Exposed: You can enjoy your entertainment equipment, but also keep them hidden when not in use. Photo: Stanley Furniture
Measure Twice …
Here are a few measurements to remember when shopping for your home entertainment furniture:
- The dimensions (length, width and depth) of your TV and its components
- Any extra space needed for ventilation
If you’re shopping for furniture first before choosing your TV, take note of the dimensions of the areas that will house it and any other electronic components.
Hidden or Exposed?
Tips for stylish TV storage.
- by Jason Schneider
If yours is like millions of other American households (112.8 million to be exact, according to Nielsen Media Research), you have a television in your living room or den. As technology has advanced, TVs have gotten bigger and costlier—presenting a decorating challenge: to hide them or leave them exposed.
Whether you want to show off your high-tech TV or keep it hidden when not in use, there’s home entertainment furniture to fit your style and budget.
A Design Challenge
“The TV can be a design challenge to many homeowners who are caught in the dilemma of how to arrange their furniture while not allowing the TV to take center stage in the design of the room,” says Debby Gomulka, president of Wilmington, N.C.-based Debby Gomulka Designs. “Keep in mind the style of your home and follow that style, whether it is contemporary, traditional or eclectic … for example, if your home is traditional, a modern streamlined piece with a black lacquer finish would not be appropriate.”
Creative Storage Solutions
When it comes to storing your TV, there are several choices:
- TV consoles. A popular choice with today’s flat-panel TVs. The TV is fully exposed and electronic components are enclosed within the console.
- Pop-up TV cabinets. Keeps the TV hidden until ready to use. Also adds a “wow” factor.
- Traditional wall units. An alternative to built-in units that offer lots of storage space and room for displays. Available with exposed and hidden media storage.
Your choice of furniture will also depend on which room you’re shopping for. Rob Sligh, chairman of Sligh Furniture Co., offers these tips:
- For the great room, choose a piece that will be a focal point, whether open all the time or with doors that hide the TV when not in use.
- For bedrooms, TVs on chests with a flip-down drawer for a DVD player are popular, and lift-top TV consoles for the foot of the bed are an emerging trend.
- For other areas, TV consoles are a good choice. For game rooms with pool tables, taller consoles work better where people will be glancing at the TV from a standing position.
Choosing the Best Option
Most people with flat-panel TVs don’t want to put a hole in their wall to mount it, says Sligh.
“Some entertainment consoles offer the option of a stand that holds the TV just above the console,” he says. Well-designed TV stands also offer:
- Cord management
- Height adjustment
- Side-to-side articulation to reduce screen glare
A common concern, Sligh adds, is the heat generated by electronic components in an enclosed area. Home entertainment furniture is often designed to promote natural airflow. Look for:
- Air intake at the bottom
- Slotted shelves
- Unobtrusive airway exits near the top
Automated fans are sometimes offered as an option for components like gaming CPUs and cable boxes that run particularly hot.
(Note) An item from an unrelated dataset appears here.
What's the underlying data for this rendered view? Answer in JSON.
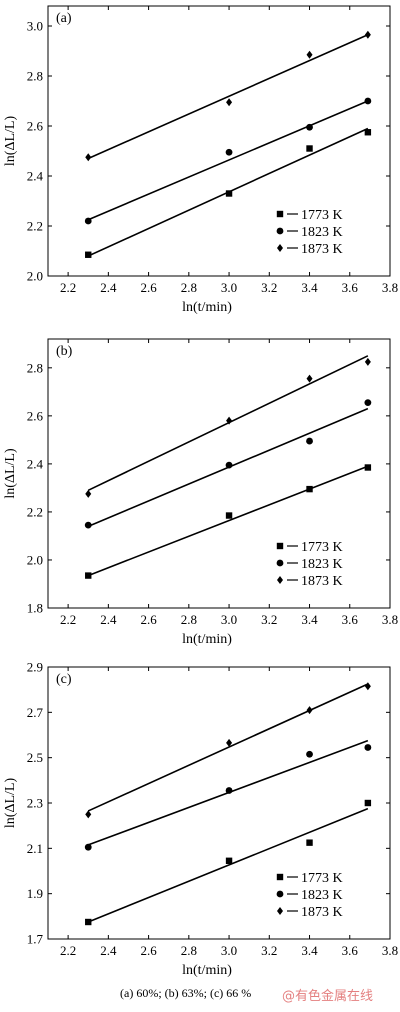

Keeping Home Entertainment Stylish
“Stereotypically the man may want a large-screen flat-panel TV and the woman may want the ability to hide the TV within a beautiful piece of furniture when guests arrive,” says Sligh. “But today there is less concern about hiding technology because it’s increasingly regarded as beautiful in its own right.”
Gomulka offers this advice for keeping home entertainment stylish: “While high-tech electronics add to the joys of entertaining at home, a tasteful interior design plan will incorporate your TV in the space,” she says. “Keeping in mind that appropriateness and style will give your room balance and a sense of well-being that flows throughout your home.”